Ma perché proprio Manfredonia? In Italia, nella primavera del ’40, si cercarono luoghi “idonei” a realizzare campi di concentramento. Anche in provincia di Foggia ci furono alcune ispezioni. Si vagliò dove stabilire un secondo campo, oltre quello già attivo delle Isole Tremiti. A Manfredonia s’individuarono due possibili ubicazioni: “Villa Rosa”, località Scaloria, per 160 persone, e il “Macello” comunale appena ultimato, che con opportune modifiche poteva ospitare 300 persone. Fu anche ipotizzato l'utilizzo di un convento di Sannicandro Garganico, di proprietà comunale, che poteva contenere 150-180 unità.

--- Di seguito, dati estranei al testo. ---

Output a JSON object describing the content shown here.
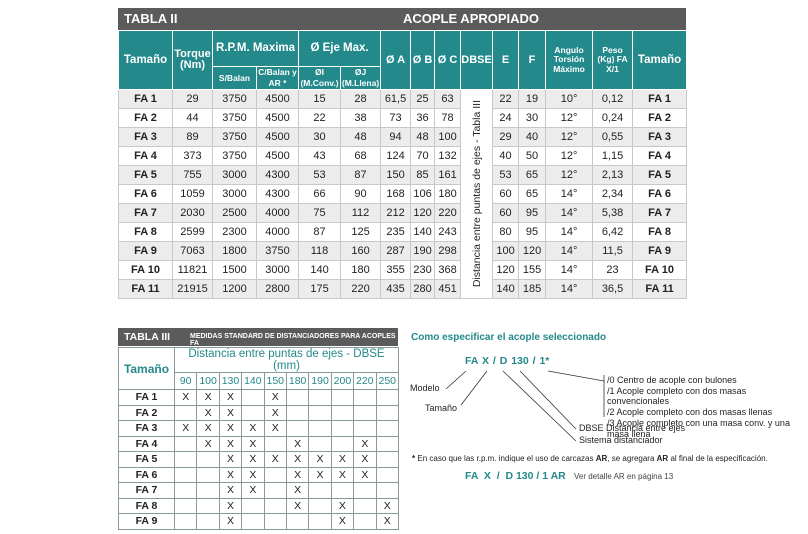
{
  "table_ii": {
    "label": "TABLA II",
    "title": "ACOPLE APROPIADO",
    "header_top": [
      "Tamaño",
      "Torque (Nm)",
      "R.P.M. Maxima",
      "Ø Eje Max.",
      "Ø A",
      "Ø B",
      "Ø C",
      "DBSE",
      "E",
      "F",
      "Angulo Torsión Máximo",
      "Peso (Kg) FA X/1",
      "Tamaño"
    ],
    "header_sub": [
      "S/Balan",
      "C/Balan y AR *",
      "ØI (M.Conv.)",
      "ØJ (M.Llena)"
    ],
    "dbse_note": "Distancia entre puntas de ejes - Tabla III",
    "rows": [
      [
        "FA 1",
        "29",
        "3750",
        "4500",
        "15",
        "28",
        "61,5",
        "25",
        "63",
        "22",
        "19",
        "10°",
        "0,12",
        "FA 1"
      ],
      [
        "FA 2",
        "44",
        "3750",
        "4500",
        "22",
        "38",
        "73",
        "36",
        "78",
        "24",
        "30",
        "12°",
        "0,24",
        "FA 2"
      ],
      [
        "FA 3",
        "89",
        "3750",
        "4500",
        "30",
        "48",
        "94",
        "48",
        "100",
        "29",
        "40",
        "12°",
        "0,55",
        "FA 3"
      ],
      [
        "FA 4",
        "373",
        "3750",
        "4500",
        "43",
        "68",
        "124",
        "70",
        "132",
        "40",
        "50",
        "12°",
        "1,15",
        "FA 4"
      ],
      [
        "FA 5",
        "755",
        "3000",
        "4300",
        "53",
        "87",
        "150",
        "85",
        "161",
        "53",
        "65",
        "12°",
        "2,13",
        "FA 5"
      ],
      [
        "FA 6",
        "1059",
        "3000",
        "4300",
        "66",
        "90",
        "168",
        "106",
        "180",
        "60",
        "65",
        "14°",
        "2,34",
        "FA 6"
      ],
      [
        "FA 7",
        "2030",
        "2500",
        "4000",
        "75",
        "112",
        "212",
        "120",
        "220",
        "60",
        "95",
        "14°",
        "5,38",
        "FA 7"
      ],
      [
        "FA 8",
        "2599",
        "2300",
        "4000",
        "87",
        "125",
        "235",
        "140",
        "243",
        "80",
        "95",
        "14°",
        "6,42",
        "FA 8"
      ],
      [
        "FA 9",
        "7063",
        "1800",
        "3750",
        "118",
        "160",
        "287",
        "190",
        "298",
        "100",
        "120",
        "14°",
        "11,5",
        "FA 9"
      ],
      [
        "FA 10",
        "11821",
        "1500",
        "3000",
        "140",
        "180",
        "355",
        "230",
        "368",
        "120",
        "155",
        "14°",
        "23",
        "FA 10"
      ],
      [
        "FA 11",
        "21915",
        "1200",
        "2800",
        "175",
        "220",
        "435",
        "280",
        "451",
        "140",
        "185",
        "14°",
        "36,5",
        "FA 11"
      ]
    ]
  },
  "table_iii": {
    "label": "TABLA III",
    "title": "MEDIDAS STANDARD DE DISTANCIADORES PARA ACOPLES FA",
    "header_size": "Tamaño",
    "header_dist": "Distancia entre puntas de ejes - DBSE (mm)",
    "distances": [
      "90",
      "100",
      "130",
      "140",
      "150",
      "180",
      "190",
      "200",
      "220",
      "250"
    ],
    "rows": [
      [
        "FA 1",
        "X",
        "X",
        "X",
        null,
        "X",
        null,
        null,
        null,
        null,
        null
      ],
      [
        "FA 2",
        null,
        "X",
        "X",
        null,
        "X",
        null,
        null,
        null,
        null,
        null
      ],
      [
        "FA 3",
        "X",
        "X",
        "X",
        "X",
        "X",
        null,
        null,
        null,
        null,
        null
      ],
      [
        "FA 4",
        null,
        "X",
        "X",
        "X",
        null,
        "X",
        null,
        null,
        "X",
        null
      ],
      [
        "FA 5",
        null,
        null,
        "X",
        "X",
        "X",
        "X",
        "X",
        "X",
        "X",
        null
      ],
      [
        "FA 6",
        null,
        null,
        "X",
        "X",
        null,
        "X",
        "X",
        "X",
        "X",
        null
      ],
      [
        "FA 7",
        null,
        null,
        "X",
        "X",
        null,
        "X",
        null,
        null,
        null,
        null
      ],
      [
        "FA 8",
        null,
        null,
        "X",
        null,
        null,
        "X",
        null,
        "X",
        null,
        "X"
      ],
      [
        "FA 9",
        null,
        null,
        "X",
        null,
        null,
        null,
        null,
        "X",
        null,
        "X"
      ]
    ]
  },
  "spec": {
    "title": "Como especificar el acople seleccionado",
    "code": "FA X / D 130 / 1*",
    "model": "Modelo",
    "size": "Tamaño",
    "options": [
      "/0 Centro de acople con bulones",
      "/1 Acople completo con dos masas convencionales",
      "/2 Acople completo con dos masas llenas",
      "/3 Acople completo con una masa conv. y una masa llena"
    ],
    "dbse": "DBSE Distancia entre ejes",
    "system": "Sistema distanciador",
    "note": [
      "*",
      "En caso que las r.p.m. indique el uso de carcazas",
      "AR",
      ",  se agregara",
      "AR",
      "al final de la especificación."
    ],
    "example": "FA  X  /  D 130 / 1 AR",
    "example_note": "Ver detalle AR en página 13"
  }
}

Un'ulteriore inchiesta fu effettuata per vedere dove si potessero collocare altre “persone pericolose”. Da un rapporto di polizia risultarono le seguenti disponibilità: 2 posti a Casalnuovo Monterotaro, 20 a Castelnuovo della Daunia, 3 a Celenza Valfortore, 4 a Pietra Montecorvino, 2 a Rocchetta Sant'Antonio, 5 a Roseto Valfortore, 4 a Volturara Appula, 5 a San Marco La Catola. La scelta definitiva cadde su Manfredonia, soprattutto perché la città era ben collegata via mare con Tremiti. Il Comune non voleva che il suo “macello" fosse utilizzato come campo di concentramento, ma l'Amministrazione dello Stato impose d'autorità la nuova destinazione d'uso, lasciando al Comune solo la possibilità di decidere l'entità dell'affitto.